In: Economics
Assessing the Goal of Sports Products, Inc.
Mona and Hamad both work for Sports Products, Inc., a major producer of boating equipment and accessories. Mona works as a clerical assistant in the accounting department, and Hamad works as a packager in the shipping department. During their lunch break one day, they began talking about the company. Hamad complained that he had always worked hard trying not to waste packing materials and efficiently and cost-effectively performing his job. In spite of his efforts and those of his co-workers in the department, the firm’s stock price had declined nearly US$2 per share over the past 9 months. Mona indicated that she shared Hamad’s frustration, particularly because the firm’s profits had been rising. Neither could understand why the firm’s stock price was falling as profits rose.
Mona indicated that she had seen documents describing the firm’s profit-sharing plan under which all managers were partially compensated on the basis of the firm’s profits. She suggested that maybe it was profit that was important to management, because it directly affected their pay. Hamad said, “That doesn’t make sense, because the stockholders own the firm. Shouldn’t management do what’s best for stockholders? Something’s wrong!” Mona responded, “Well, maybe that explains why the company hasn’t concerned itself with the stock price. Look, the only profits that stockholders receive are in the form of cash dividends, and this firm has never paid dividends during its 20-year history. We as stakeholders therefore don’t directly benefit from profits. The only way we benefit is for the stock price to rise.” Hamad chimed in, “That probably explains why the firm is being sued by national environ- mental officials for dumping pollutants in the adjacent stream. Why spend money for pollution control? It increases costs, lowers profits, and therefore lowers management’s earnings!”
Questions
a. What should the management of Sports Products, Inc., pursue as its overriding goal? Why?
b. Does the firm appear to have an agency problem? Explain.
c. Evaluate the firm’s approach to pollution control. Does it seem to be ethical? Why might incurring the expense to control pollution be in the best interests of the firm’s owners despite its negative effect on profits?
d. Does the firm appear to have an effective corporate governance structure? Explain any shortcomings. e. On the basis of the information provided, what specific recommendations would you offer the firm?
A definitive objective of budgetary or fincial administration is profit maximization for the proprietors of a organization, ie the investors. Profit maximization for the investors fails when the organization neither delivers profits to the investors and when the market capitalization ( number of extraordinary offers x market cost per share) decays rather than expanding. In the given circumstance, the organization is procuring benefits, yet no level of the benefits is being conveyed to the investors. Likewise, the market cost of the stock is continuously declining, driving to disintegration of investor riches. Hence, it is a one-two punch for the investors.

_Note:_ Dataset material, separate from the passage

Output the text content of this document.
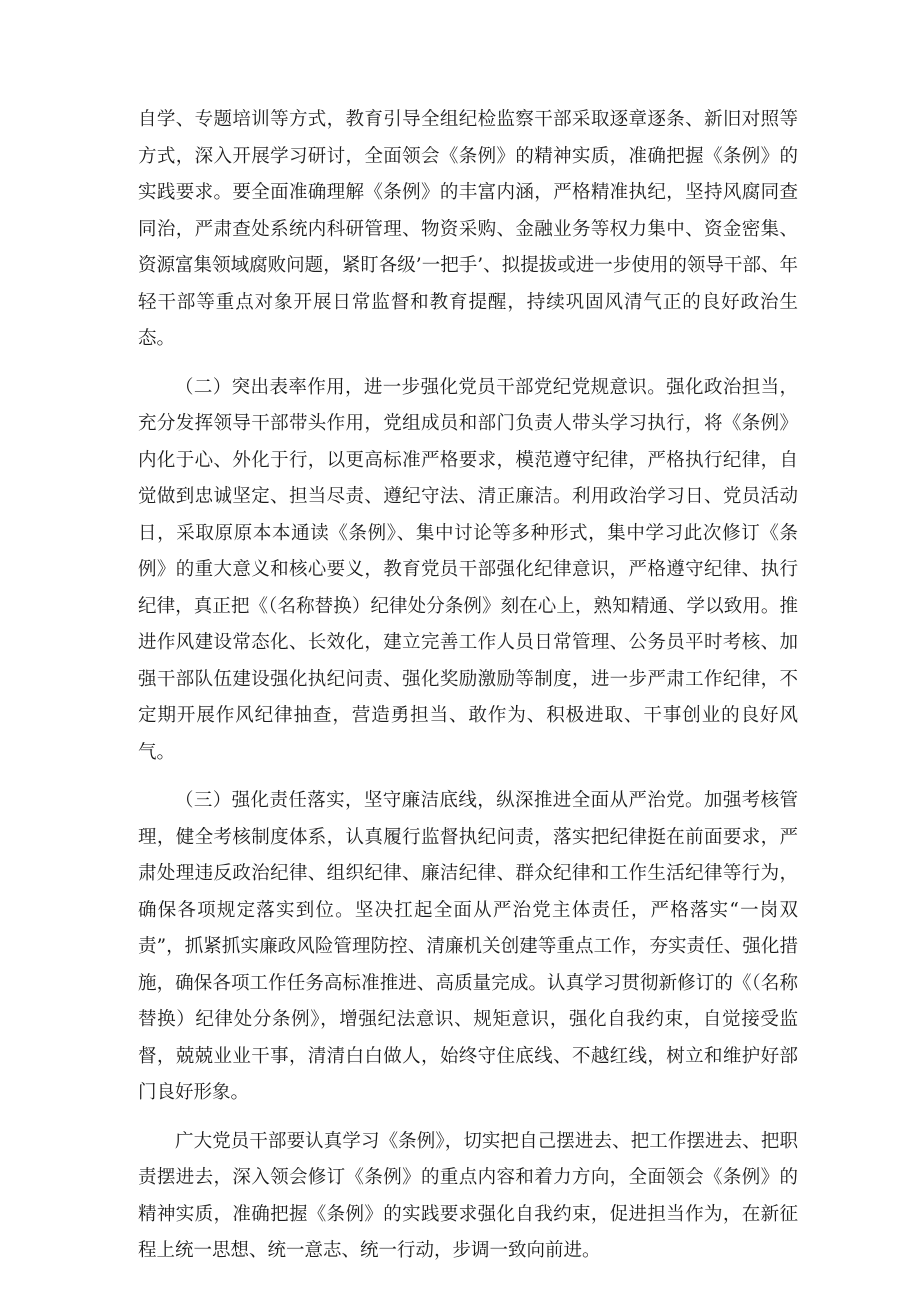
自学、专题培训等方式，教育引导全组纪检监察干部采取逐章逐条、新旧对照等方式，深入开展学习研讨，全面领会《条例》的精神实质，准确把握《条例》的实践要求。要全面准确理解《条例》的丰富内涵，严格精准执纪，坚持风腐同查同治，严肃查处系统内科研管理、物资采购、金融业务等权力集中、资金密集、资源富集领域腐败问题，紧盯各级’一把手’、拟提拔或进一步使用的领导干部、年轻干部等重点对象开展日常监督和教育提醒，持续巩固风清气正的良好政治生态。

（二）突出表率作用，进一步强化党员干部党纪党规意识。强化政治担当，充分发挥领导干部带头作用，党组成员和部门负责人带头学习执行，将《条例》内化于心、外化于行，以更高标准严格要求，模范遵守纪律，严格执行纪律，自觉做到忠诚坚定、担当尽责、遵纪守法、清正廉洁。利用政治学习日、党员活动日，采取原原本本通读《条例》、集中讨论等多种形式，集中学习此次修订《条例》的重大意义和核心要义，教育党员干部强化纪律意识，严格遵守纪律、执行纪律，真正把《（名称替换）纪律处分条例》刻在心上，熟知精通、学以致用。推进作风建设常态化、长效化，建立完善工作人员日常管理、公务员平时考核、加强干部队伍建设强化执纪问责、强化奖励激励等制度，进一步严肃工作纪律，不定期开展作风纪律抽查，营造勇担当、敢作为、积极进取、干事创业的良好风气。

（三）强化责任落实，坚守廉洁底线，纵深推进全面从严治党。加强考核管理，健全考核制度体系，认真履行监督执纪问责，落实把纪律挺在前面要求，严肃处理违反政治纪律、组织纪律、廉洁纪律、群众纪律和工作生活纪律等行为，确保各项规定落实到位。坚决扛起全面从严治党主体责任，严格落实“一岗双责”，抓紧抓实廉政风险管理防控、清廉机关创建等重点工作，夯实责任、强化措施，确保各项工作任务高标准推进、高质量完成。认真学习贯彻新修订的《（名称替换）纪律处分条例》，增强纪法意识、规矩意识，强化自我约束，自觉接受监督，兢兢业业干事，清清白白做人，始终守住底线、不越红线，树立和维护好部门良好形象。

广大党员干部要认真学习《条例》，切实把自己摆进去、把工作摆进去、把职责摆进去，深入领会修订《条例》的重点内容和着力方向，全面领会《条例》的精神实质，准确把握《条例》的实践要求强化自我约束，促进担当作为，在新征程上统一思想、统一意志、统一行动，步调一致向前进。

b. While the benefits of the organization have been rising, the market cost of the offers is falling.
Market cost = Earnings per Share x P/E proportion.
While EPS is on th rise, the P/E proportion of the organization is falling, on the grounds that the market is most organization could be looking in the predictable outpourings for the organization sooner rather than later, which could constrain it into chapter 11. The specialists could even close down the organization. Thusly, the current investors are conceivably likely considering in the gigantic suit costs counting conceivable class activity suits that the future, because of its absolute dismissal for the climate and contamination control. The market sees that there will be mammoth money outpouring For the organization in close by future, which could compel it into the liquidation. The authority even could ought to down the organization.
In this manner the current investors are potentially dumpling the offers , cause the stock costs to fall.